There are a few little things you need to clean up afterwards - removing spaces from the taxonomies, removing any double ;; in the taxonomies, and spaces/gaps in the fasta file. That said, it’s worthwhile cleaning the database up first, since there are often suspected chimeras, incomplete taxonomies, and many redundant sequences in the ARB databases.

I can’t remember exactly where to download the unaligned sequences, but you could just run degap.seqs on silva.bacteria.fasta and you’d have the same result.

Thanks Dwaite for your help.
Could you please tell me a reference for “That said, it’s worthwhile cleaning the database up first, since there are often suspected chimeras, incomplete taxonomies, and many redundant sequences in the ARB databases.” My supervisor asked me about it.

Thanks,

I don’t know of any reference, these are just things we’ve observed working while working with ARB. I realise that you’re working with the NR database, so this may not hold true for you.

>Suspected chimeras
From the SILVA 108 SSU_Ref database (this is the last one I worked with, so had it on my computer) I marked and exported sequences with a pintail score of less than 75. There were 73,211 of these from about 600,000 sequences total.
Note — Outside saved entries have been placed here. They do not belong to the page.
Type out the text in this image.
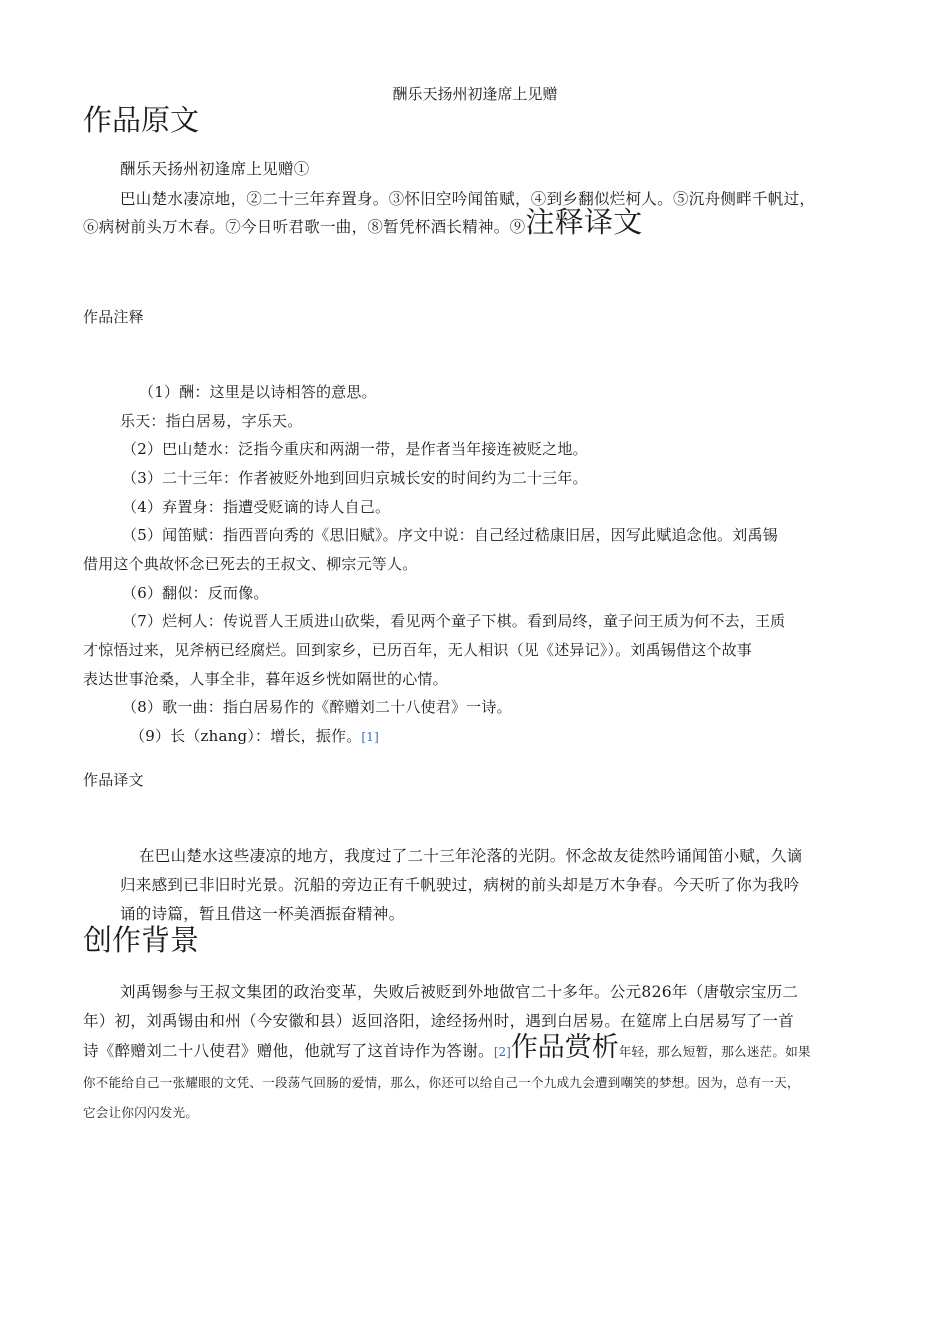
酬乐天扬州初逢席上见赠
作品原文
酬乐天扬州初逢席上见赠①
巴山楚水凄凉地，②二十三年弃置身。③怀旧空吟闻笛赋，④到乡翻似烂柯人。⑤沉舟侧畔千帆过，
⑥病树前头万木春。⑦今日听君歌一曲，⑧暂凭杯酒长精神。⑨注释译文
作品注释
（1）酬：这里是以诗相答的意思。
乐天：指白居易，字乐天。
（2）巴山楚水：泛指今重庆和两湖一带，是作者当年接连被贬之地。
（3）二十三年：作者被贬外地到回归京城长安的时间约为二十三年。
（4）弃置身：指遭受贬谪的诗人自己。
（5）闻笛赋：指西晋向秀的《思旧赋》。序文中说：自己经过嵇康旧居，因写此赋追念他。刘禹锡
借用这个典故怀念已死去的王叔文、柳宗元等人。
（6）翻似：反而像。
（7）烂柯人：传说晋人王质进山砍柴，看见两个童子下棋。看到局终，童子问王质为何不去，王质
才惊悟过来，见斧柄已经腐烂。回到家乡，已历百年，无人相识（见《述异记》）。刘禹锡借这个故事
表达世事沧桑，人事全非，暮年返乡恍如隔世的心情。
（8）歌一曲：指白居易作的《醉赠刘二十八使君》一诗。
（9）长（zhang）：增长，振作。[1]
作品译文
在巴山楚水这些凄凉的地方，我度过了二十三年沦落的光阴。怀念故友徒然吟诵闻笛小赋，久谪
归来感到已非旧时光景。沉船的旁边正有千帆驶过，病树的前头却是万木争春。今天听了你为我吟
诵的诗篇，暂且借这一杯美酒振奋精神。
创作背景
刘禹锡参与王叔文集团的政治变革，失败后被贬到外地做官二十多年。公元826年（唐敬宗宝历二
年）初，刘禹锡由和州（今安徽和县）返回洛阳，途经扬州时，遇到白居易。在筵席上白居易写了一首
诗《醉赠刘二十八使君》赠他，他就写了这首诗作为答谢。[2]作品赏析年轻，那么短暂，那么迷茫。如果
你不能给自己一张耀眼的文凭、一段荡气回肠的爱情，那么，你还可以给自己一个九成九会遭到嘲笑的梦想。因为，总有一天，
它会让你闪闪发光。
I aligned them in mothur, where 15,604 couldn’t be aligned at all, and of those that aligned 8,848 were flagged as chimeras.

This is always a bit tricky, because results can change depending on your chimera detection algorithm and reference database, but there are definitely sequences in the database that I would be suspicious of.

>Incomplete taxonomies
ARB databases have 3 fields for taxonomy - SILVA, RDP and Greengenes (tax_slv, tax_rdp, and tax_gg, if I remember correctly). Because the databases uses SILVA sequences, they don’t always have an equivalent taxonomy in RDP/Greengenes. Basically, the tax_slv field is always full, but sometimes the other two will be cut short at some level.

>Redundant sequences
You’re using the NR version, so don’t worry about this.
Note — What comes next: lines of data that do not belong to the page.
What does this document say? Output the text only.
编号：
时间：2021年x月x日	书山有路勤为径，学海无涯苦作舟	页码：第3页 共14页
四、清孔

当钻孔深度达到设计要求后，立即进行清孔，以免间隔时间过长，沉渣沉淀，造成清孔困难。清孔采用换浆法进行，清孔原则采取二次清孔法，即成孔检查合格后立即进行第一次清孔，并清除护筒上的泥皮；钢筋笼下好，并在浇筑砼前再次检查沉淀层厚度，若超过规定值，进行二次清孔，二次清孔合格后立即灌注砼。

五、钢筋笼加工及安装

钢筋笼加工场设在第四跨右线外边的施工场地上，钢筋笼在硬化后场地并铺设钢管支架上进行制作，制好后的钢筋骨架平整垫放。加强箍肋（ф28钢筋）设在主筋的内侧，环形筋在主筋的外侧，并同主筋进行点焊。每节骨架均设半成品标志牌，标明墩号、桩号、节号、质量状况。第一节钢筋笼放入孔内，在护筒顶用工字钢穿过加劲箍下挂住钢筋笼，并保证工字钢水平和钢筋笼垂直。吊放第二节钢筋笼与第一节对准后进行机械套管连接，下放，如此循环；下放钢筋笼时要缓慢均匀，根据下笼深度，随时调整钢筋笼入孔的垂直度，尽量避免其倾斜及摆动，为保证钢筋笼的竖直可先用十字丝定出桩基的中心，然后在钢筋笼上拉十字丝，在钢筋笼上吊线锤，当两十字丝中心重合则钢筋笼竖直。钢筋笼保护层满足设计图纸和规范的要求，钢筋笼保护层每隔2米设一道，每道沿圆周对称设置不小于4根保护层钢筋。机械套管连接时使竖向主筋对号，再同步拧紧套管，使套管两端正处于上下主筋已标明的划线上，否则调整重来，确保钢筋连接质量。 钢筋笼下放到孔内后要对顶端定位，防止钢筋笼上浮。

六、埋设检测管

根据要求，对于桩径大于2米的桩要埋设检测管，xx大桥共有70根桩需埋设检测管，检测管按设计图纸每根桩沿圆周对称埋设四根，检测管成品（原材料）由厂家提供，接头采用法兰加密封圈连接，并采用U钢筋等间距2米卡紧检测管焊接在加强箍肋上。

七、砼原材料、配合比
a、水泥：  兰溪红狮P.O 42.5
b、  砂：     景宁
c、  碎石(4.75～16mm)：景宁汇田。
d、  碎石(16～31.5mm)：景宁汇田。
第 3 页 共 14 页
It’s in our PLoS ONE pipelne paper, the Haas chimeraslayer paper, and the current version is available through BEI

How do you create an export template in ARB? I only know how to export the NDS info and a fasta file.

Thanks!

If you’re using a the linux version the templates are stored in /usr/lib/arb/export. They’re just a simple text file with the extension ‘eft’. The syntax is pretty simple, so you can generally work out how to make new templates from reading the existing ones.
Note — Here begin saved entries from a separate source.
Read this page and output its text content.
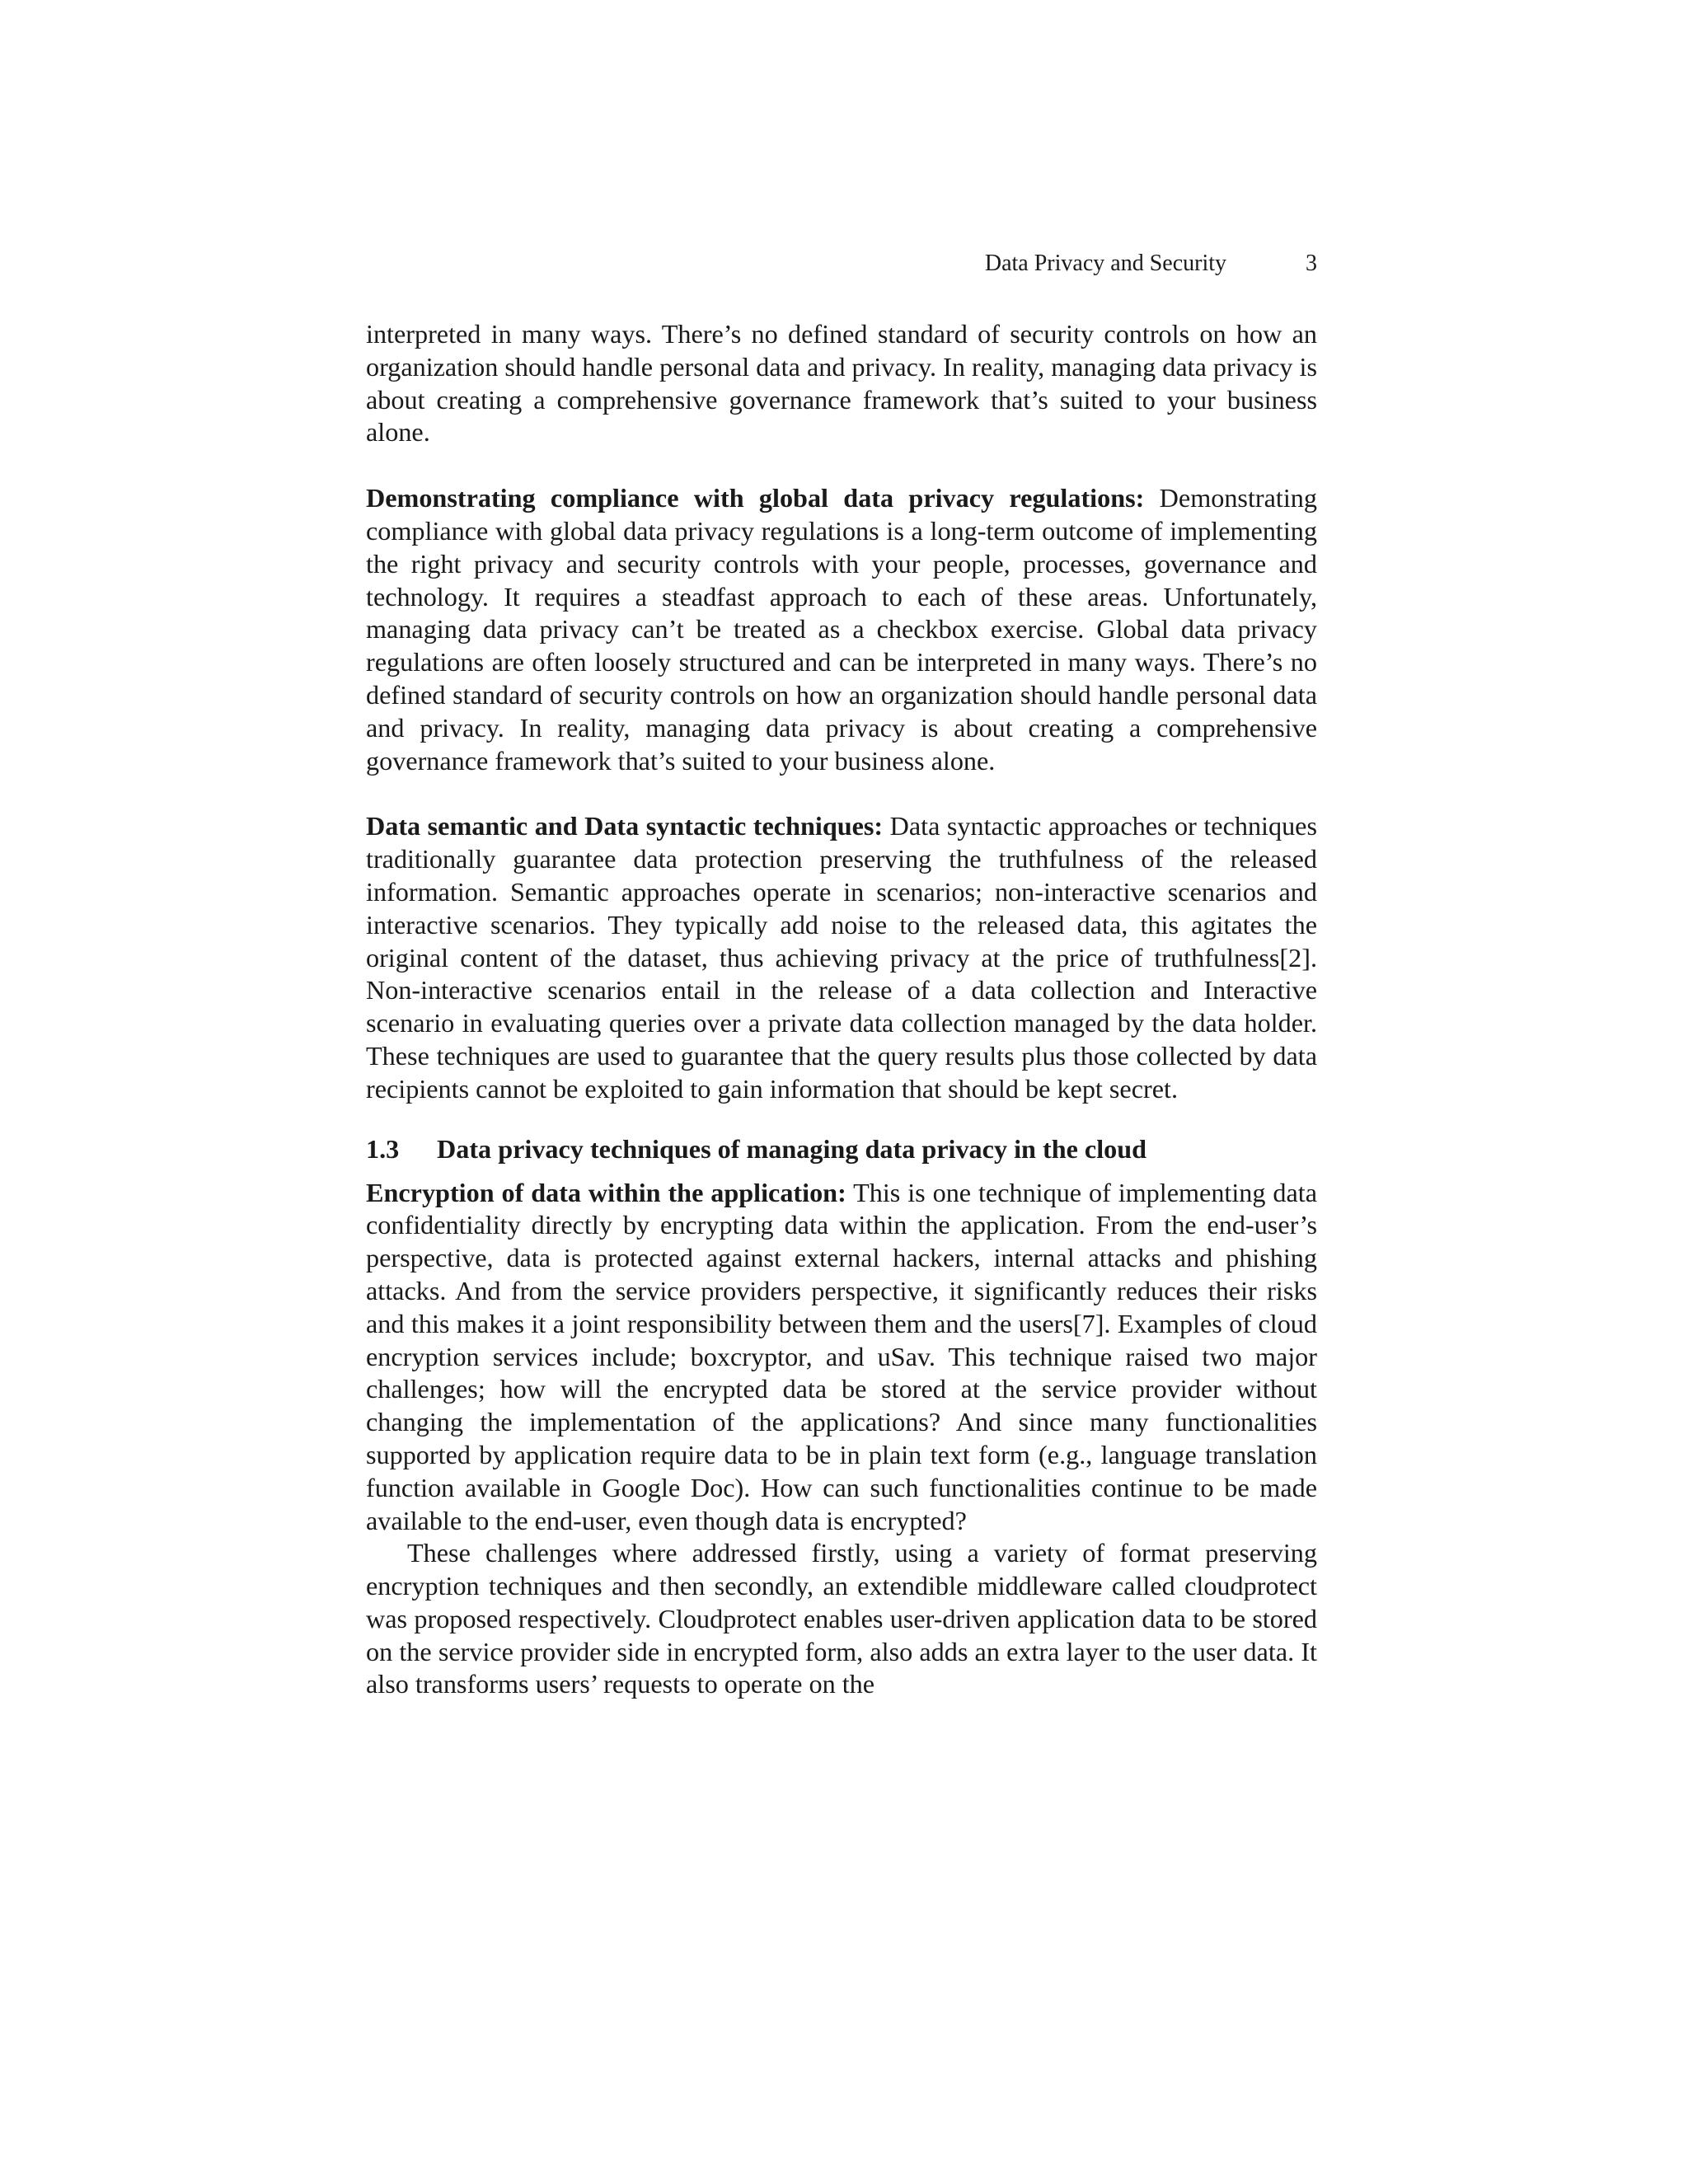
Data Privacy and Security	3

interpreted in many ways. There’s no defined standard of security controls on how an organization should handle personal data and privacy. In reality, managing data privacy is about creating a comprehensive governance framework that’s suited to your business alone.

Demonstrating compliance with global data privacy regulations: Demonstrating compliance with global data privacy regulations is a long-term outcome of implementing the right privacy and security controls with your people, processes, governance and technology. It requires a steadfast approach to each of these areas. Unfortunately, managing data privacy can’t be treated as a checkbox exercise. Global data privacy regulations are often loosely structured and can be interpreted in many ways. There’s no defined standard of security controls on how an organization should handle personal data and privacy. In reality, managing data privacy is about creating a comprehensive governance framework that’s suited to your business alone.

Data semantic and Data syntactic techniques: Data syntactic approaches or techniques traditionally guarantee data protection preserving the truthfulness of the released information. Semantic approaches operate in scenarios; non-interactive scenarios and interactive scenarios. They typically add noise to the released data, this agitates the original content of the dataset, thus achieving privacy at the price of truthfulness[2]. Non-interactive scenarios entail in the release of a data collection and Interactive scenario in evaluating queries over a private data collection managed by the data holder. These techniques are used to guarantee that the query results plus those collected by data recipients cannot be exploited to gain information that should be kept secret.

1.3 Data privacy techniques of managing data privacy in the cloud

Encryption of data within the application: This is one technique of implementing data confidentiality directly by encrypting data within the application. From the end-user’s perspective, data is protected against external hackers, internal attacks and phishing attacks. And from the service providers perspective, it significantly reduces their risks and this makes it a joint responsibility between them and the users[7]. Examples of cloud encryption services include; boxcryptor, and uSav. This technique raised two major challenges; how will the encrypted data be stored at the service provider without changing the implementation of the applications? And since many functionalities supported by application require data to be in plain text form (e.g., language translation function available in Google Doc). How can such functionalities continue to be made available to the end-user, even though data is encrypted?

These challenges where addressed firstly, using a variety of format preserving encryption techniques and then secondly, an extendible middleware called cloudprotect was proposed respectively. Cloudprotect enables user-driven application data to be stored on the service provider side in encrypted form, also adds an extra layer to the user data. It also transforms users’ requests to operate on the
[quote="mhadidi"] Thanks Dwaite for your help. Could you please tell me a reference for "That said, it's worthwhile cleaning the database up first, since there are often suspected chimeras, incomplete taxonomies, and many redundant sequences in the ARB databases." My supervisor asked me about it.

Thanks,
[/quote]
Also, I know this is old now, but I was reading the SILVA documentation recently and realised that they deliberately leave chimeras in the database, and leave it to the researcher to decided whether to use them or not.